Contingency Table Tool
The Contingency Table tool has a similar use to that of the Frequency Table Tool, but instead of just looking at each field individually, the Contingency Table tool looks at up to four variables/fields and how they relate to each other. The tool produces two outputs, a data output which lists all of the combinations of values between the fields selected, with a frequency and a percent column. The report output produces tables to show the combinations of values between the fields and also includes some additional row and column percentages.
If the user is just analyzing two fields, they can also select to output the chi-square statistic to be included with the report. A chi square statistic is used to investigate whether distributions of categorical variables differ from one another. R must be installed for this option to run successfully.
This tool uses the R tool. Go to Options > Download Predictive Tools and sign in to the Alteryx Downloads and Licenses portal to install R and the packages used by the R Tool.
Configure the tool
- Include chi-squared statistic: A chi square (X2) statistic is used to investigate whether distributions of categorical variables differ from one another. This data will be included in the report output.
- Do not include chi-squared statistic: At least two fields and up to four fields may be selected.
Select the two fields to analyze.
When selecting fields for either option, the following rules apply:
- Each variable must have unique values. If the values are not unique across the fields, an error will be thrown.
- Certain field types cannot be selected: FixedDecimal, Float, Double, Date, Time, DateTime, Blob and SpatialObj.
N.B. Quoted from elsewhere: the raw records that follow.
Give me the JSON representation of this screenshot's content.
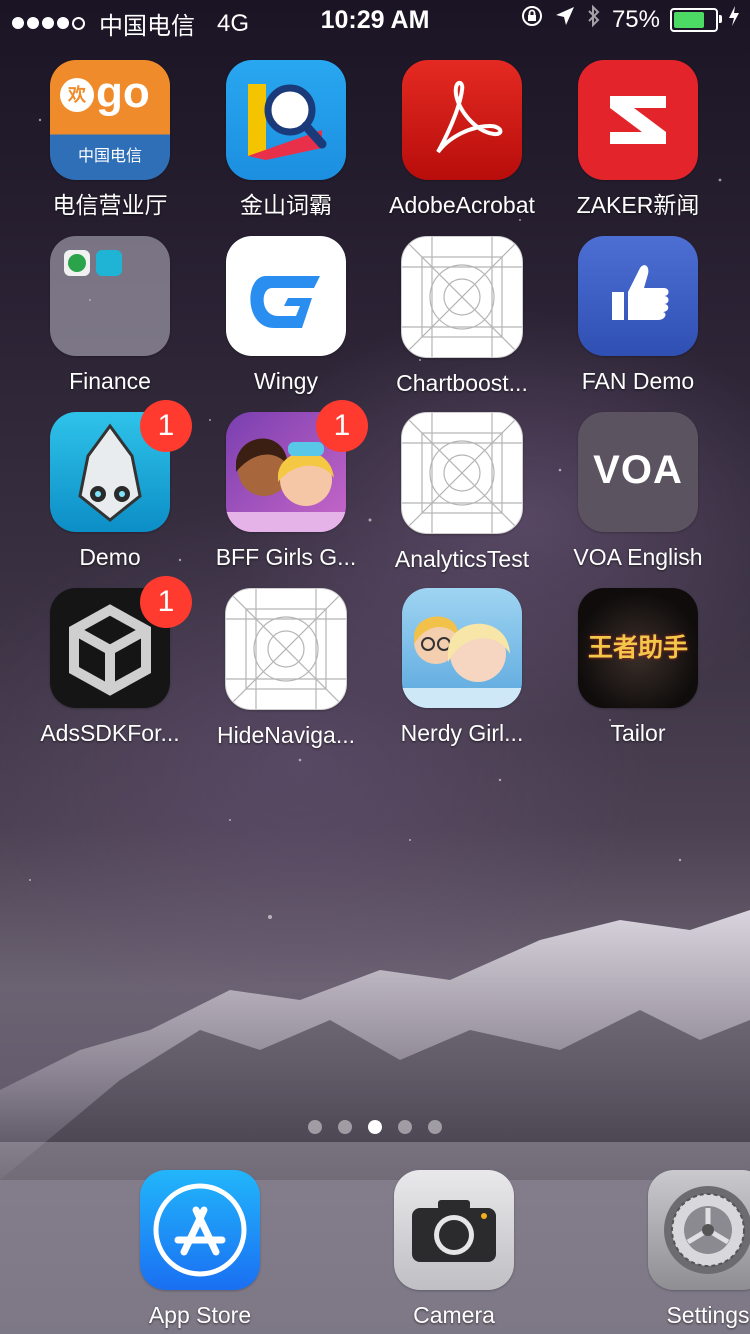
{
  "status_bar": {
    "carrier": "中国电信",
    "network": "4G",
    "time": "10:29 AM",
    "battery_percent": "75%",
    "battery_level": 0.75,
    "signal_bars": 4,
    "signal_total": 5
  },
  "apps": [
    {
      "label": "电信营业厅"
    },
    {
      "label": "金山词霸"
    },
    {
      "label": "AdobeAcrobat"
    },
    {
      "label": "ZAKER新闻"
    },
    {
      "label": "Finance"
    },
    {
      "label": "Wingy"
    },
    {
      "label": "Chartboost..."
    },
    {
      "label": "FAN Demo"
    },
    {
      "label": "Demo",
      "badge": "1"
    },
    {
      "label": "BFF Girls G...",
      "badge": "1"
    },
    {
      "label": "AnalyticsTest"
    },
    {
      "label": "VOA English",
      "icon_text": "VOA"
    },
    {
      "label": "AdsSDKFor...",
      "badge": "1"
    },
    {
      "label": "HideNaviga..."
    },
    {
      "label": "Nerdy Girl..."
    },
    {
      "label": "Tailor",
      "icon_text": "王者助手"
    }
  ],
  "app_icons": {
    "telecom_icon_text": "go",
    "telecom_brand": "中国电信"
  },
  "page_indicator": {
    "count": 5,
    "active_index": 2
  },
  "dock": [
    {
      "label": "App Store"
    },
    {
      "label": "Camera"
    },
    {
      "label": "Settings"
    }
  ],
  "colors": {
    "badge": "#ff3b30",
    "battery": "#4cd964"
  }
}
Integer field types are allowed but should only be used if the field is truly categorical.
View the output
D anchor: Data output includes the following fields:
Name | Description |
---|---|
InputField_SelectedField1 (2, 3, 4) | Original field name of the input data.
Depending how many fields are selected InputField_SelectedField3 and InputField_SelectedField4 may not be present and the part in italics will be updated with the actual selected field name. |
Frequency | Count of times the value is present in the input data for the given Field Name. |
Percent | (Frequency/Total Records) *100 |
R anchor: Report Output includes a Contingency table for each field selected.
The first record in this output will show any warnings for field types, if any of the selected fields are set to numeric data types than a warning is shown. The rest of the report shows a contingency table for each combination of field values, the header for the table shows the fields that were selected by the user and the values for any fields which are not shown in the table. The table also shows a Total column and rows for Frequency, Percent, Row Percent and Column Percent.
If the chi-square statistic option is selected then underneath the table the following values are displayed; Chi-squared, df, and p-value. Chi-squared is the calculated chi-square value, df is degrees of freedom and p-value is the returned statistic value from R, the lower the p-value the more likely it is that the variables are dependent to each other.
I anchor: Interactive Output includes a chart where the viewer can customize what displays with a series of drop down options.